Hi everyone,
first thank you very much for all your work and support, great job!
I have a RPi4 with dietpi node.js express socket.io serving a html-gui to monitor and control some gpios. Using chromium as frontend on the 7" raspberry touch monitor in kiosk mode to display a html-file connected via sockets to the node.js
Using the RPi connected via ethernet to my local network everything runs fast and responds without delays.
Problem occur by pulling the ethernet cable or booting without being connected: - gui stops responding fast, button actions are slow and delayed, gui nearly unusable.
I have tried to disable the NIC, shutdown eth0, setting ip to 127.0.0.1 without any improvement. I dont know which layer or module from the stack depends on a working internet conncetion. DNS? node.js itself?
Every hints or help are welcome!
Hi,
I’m not able to provide a solution on your issue but as an idea you could install tcpdump to get an understanding what traffic is caused by your system while using the gui. Maybe this will give an indication an what is going over the network interface.
Hi and thanx for your reply!
I will give it a try:
- over ssh port 22 are many packets send, ssh is used for development. I am going to make a script to collect tcp-packets to a file running in the background.
I have recorded via tcpdump all activities but by pulling the cable no more packets were send. Maybe someone/something is trying to send… 
Which possibilities for logging node.js and socket.io do we have?
Are you sure that after exercising the jack the wifi is not taking over?

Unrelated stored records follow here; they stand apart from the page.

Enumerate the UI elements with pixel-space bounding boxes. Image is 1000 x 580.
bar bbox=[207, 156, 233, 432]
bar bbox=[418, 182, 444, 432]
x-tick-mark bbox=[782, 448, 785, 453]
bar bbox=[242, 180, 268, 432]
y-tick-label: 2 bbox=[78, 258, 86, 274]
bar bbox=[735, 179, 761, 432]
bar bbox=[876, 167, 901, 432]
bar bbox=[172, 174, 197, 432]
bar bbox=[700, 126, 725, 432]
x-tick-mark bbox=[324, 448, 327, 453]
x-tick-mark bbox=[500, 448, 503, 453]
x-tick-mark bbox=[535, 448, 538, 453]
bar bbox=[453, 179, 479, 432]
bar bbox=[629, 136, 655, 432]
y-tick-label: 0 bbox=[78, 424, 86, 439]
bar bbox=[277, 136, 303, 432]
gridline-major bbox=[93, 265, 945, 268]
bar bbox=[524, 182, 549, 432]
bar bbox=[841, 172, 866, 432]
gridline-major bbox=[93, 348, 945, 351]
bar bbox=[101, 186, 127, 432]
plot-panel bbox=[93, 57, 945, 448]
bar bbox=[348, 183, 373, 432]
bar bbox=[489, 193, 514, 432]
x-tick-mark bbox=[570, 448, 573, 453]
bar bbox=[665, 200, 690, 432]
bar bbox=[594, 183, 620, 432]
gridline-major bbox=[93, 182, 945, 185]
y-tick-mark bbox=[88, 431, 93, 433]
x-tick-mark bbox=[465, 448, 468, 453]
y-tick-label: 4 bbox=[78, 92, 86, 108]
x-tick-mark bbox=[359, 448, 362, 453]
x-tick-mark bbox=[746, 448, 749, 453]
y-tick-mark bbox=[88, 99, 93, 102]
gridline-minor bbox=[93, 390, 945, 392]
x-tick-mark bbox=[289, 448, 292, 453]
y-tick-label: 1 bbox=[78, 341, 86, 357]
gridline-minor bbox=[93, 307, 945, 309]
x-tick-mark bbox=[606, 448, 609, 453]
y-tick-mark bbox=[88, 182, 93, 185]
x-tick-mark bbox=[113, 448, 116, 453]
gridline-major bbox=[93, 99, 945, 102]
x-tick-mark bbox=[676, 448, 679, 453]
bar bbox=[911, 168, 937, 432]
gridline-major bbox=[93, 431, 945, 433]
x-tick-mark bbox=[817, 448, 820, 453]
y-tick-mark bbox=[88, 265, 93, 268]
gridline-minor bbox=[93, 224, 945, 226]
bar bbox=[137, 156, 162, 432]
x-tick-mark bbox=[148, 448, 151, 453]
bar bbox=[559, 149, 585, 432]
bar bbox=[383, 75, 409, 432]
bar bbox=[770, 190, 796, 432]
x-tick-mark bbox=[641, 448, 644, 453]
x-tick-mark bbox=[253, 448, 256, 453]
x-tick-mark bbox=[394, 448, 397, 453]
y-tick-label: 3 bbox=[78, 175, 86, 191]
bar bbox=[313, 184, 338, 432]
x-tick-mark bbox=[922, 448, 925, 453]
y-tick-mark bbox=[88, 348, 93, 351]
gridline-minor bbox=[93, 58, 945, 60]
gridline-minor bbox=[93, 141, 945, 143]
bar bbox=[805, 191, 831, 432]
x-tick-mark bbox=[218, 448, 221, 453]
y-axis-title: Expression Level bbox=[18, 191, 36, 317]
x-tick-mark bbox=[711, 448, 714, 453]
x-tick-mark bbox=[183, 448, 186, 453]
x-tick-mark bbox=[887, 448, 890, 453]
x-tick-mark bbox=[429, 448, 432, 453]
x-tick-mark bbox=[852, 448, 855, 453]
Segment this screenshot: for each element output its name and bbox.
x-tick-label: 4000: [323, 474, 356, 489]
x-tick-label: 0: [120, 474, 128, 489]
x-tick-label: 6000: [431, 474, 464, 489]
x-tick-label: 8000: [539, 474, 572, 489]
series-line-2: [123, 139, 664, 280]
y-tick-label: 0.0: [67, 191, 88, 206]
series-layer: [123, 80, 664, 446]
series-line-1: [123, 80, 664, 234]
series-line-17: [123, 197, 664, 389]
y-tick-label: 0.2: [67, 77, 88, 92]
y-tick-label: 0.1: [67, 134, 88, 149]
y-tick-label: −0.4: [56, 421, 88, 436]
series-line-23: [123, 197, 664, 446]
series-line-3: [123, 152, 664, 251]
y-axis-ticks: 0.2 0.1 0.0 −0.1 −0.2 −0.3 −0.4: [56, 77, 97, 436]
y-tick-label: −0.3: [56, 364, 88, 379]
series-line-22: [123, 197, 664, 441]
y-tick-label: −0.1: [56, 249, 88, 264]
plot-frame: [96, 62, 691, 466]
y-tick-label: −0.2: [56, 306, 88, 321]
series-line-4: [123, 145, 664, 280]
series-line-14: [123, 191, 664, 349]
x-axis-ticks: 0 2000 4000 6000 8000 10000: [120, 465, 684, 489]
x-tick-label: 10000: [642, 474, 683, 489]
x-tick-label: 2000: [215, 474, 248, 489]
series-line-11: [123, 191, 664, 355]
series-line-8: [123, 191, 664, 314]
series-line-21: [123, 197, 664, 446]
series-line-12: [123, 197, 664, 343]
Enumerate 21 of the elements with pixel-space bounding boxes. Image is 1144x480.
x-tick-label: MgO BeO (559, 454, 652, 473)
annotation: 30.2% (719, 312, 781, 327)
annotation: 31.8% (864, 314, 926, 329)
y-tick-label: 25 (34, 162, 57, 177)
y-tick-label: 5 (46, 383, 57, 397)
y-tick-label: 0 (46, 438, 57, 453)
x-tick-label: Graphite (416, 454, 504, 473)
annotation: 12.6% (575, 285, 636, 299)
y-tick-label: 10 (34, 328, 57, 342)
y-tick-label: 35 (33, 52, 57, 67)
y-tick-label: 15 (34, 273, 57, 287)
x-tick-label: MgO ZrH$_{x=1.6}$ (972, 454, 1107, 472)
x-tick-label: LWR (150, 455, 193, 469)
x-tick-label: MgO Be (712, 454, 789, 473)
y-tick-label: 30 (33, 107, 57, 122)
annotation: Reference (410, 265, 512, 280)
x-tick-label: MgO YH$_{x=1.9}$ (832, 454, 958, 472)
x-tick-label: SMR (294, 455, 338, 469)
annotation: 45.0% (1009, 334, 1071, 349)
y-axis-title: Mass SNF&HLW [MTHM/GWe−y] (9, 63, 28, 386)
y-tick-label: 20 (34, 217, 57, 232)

Do a ip addr; ip ro li table all; sudo ss -nlp before and after.
Which port are they listening to?
Hm, Wifi is not configured and disabled in config.txt = dtoverlay=disable-wifi
As my app is running full screen in kiosk mode i have no terminal to check… 
The whole app is designed to work without an ethernet connection. All files are stored on sd-card, node.js is serving some html to chromium. No access from other clients is desired or required.
You can try to write tcpdump export to a file, once you have Ethernet connected, and have it analysed using Wireshark later on. This way you should be able to see what is using the interface while running your app. Wireshark should allow to filter for specific traffic or exclude thinks like SSH
tcpdump -ni eth0 -s0 -w /tmp/capture.pcap
I have analyzed the capture with wireshark:
10:02:02.280258 IP 192.168.178.200.56464 > lhr26s05-in-f13.1e100.net.443: Flags [.], ack 1612375713, win 501, options [nop,nop,TS val 3218711179 ecr 3431345438], length 0
10:02:02.280289 IP 192.168.178.200.43078 > ams17s08-in-f3.1e100.net.443: Flags [.], ack 463306266, win 501, options [nop,nop,TS val 2598155776 ecr 3295810406], length 0
10:02:02.286317 IP lhr26s05-in-f13.1e100.net.443 > 192.168.178.200.56464: Flags [.], ack 1, win 265, options [nop,nop,TS val 3431391517 ecr 3218570636], length 0
10:02:02.288594 IP ams17s08-in-f3.1e100.net.443 > 192.168.178.200.43078: Flags [.], ack 1, win 265, options [nop,nop,TS val 3295856485 ecr 2598015225], length 0
geoiplookup said Google Cloud 
It seems that chromium needs to talk to its parents. This is a clue, thanx Joulinar!
- Is there a browser fpr RPi which suits for offline applications? No internet connection, local webservice, displaying html/js served by node.js?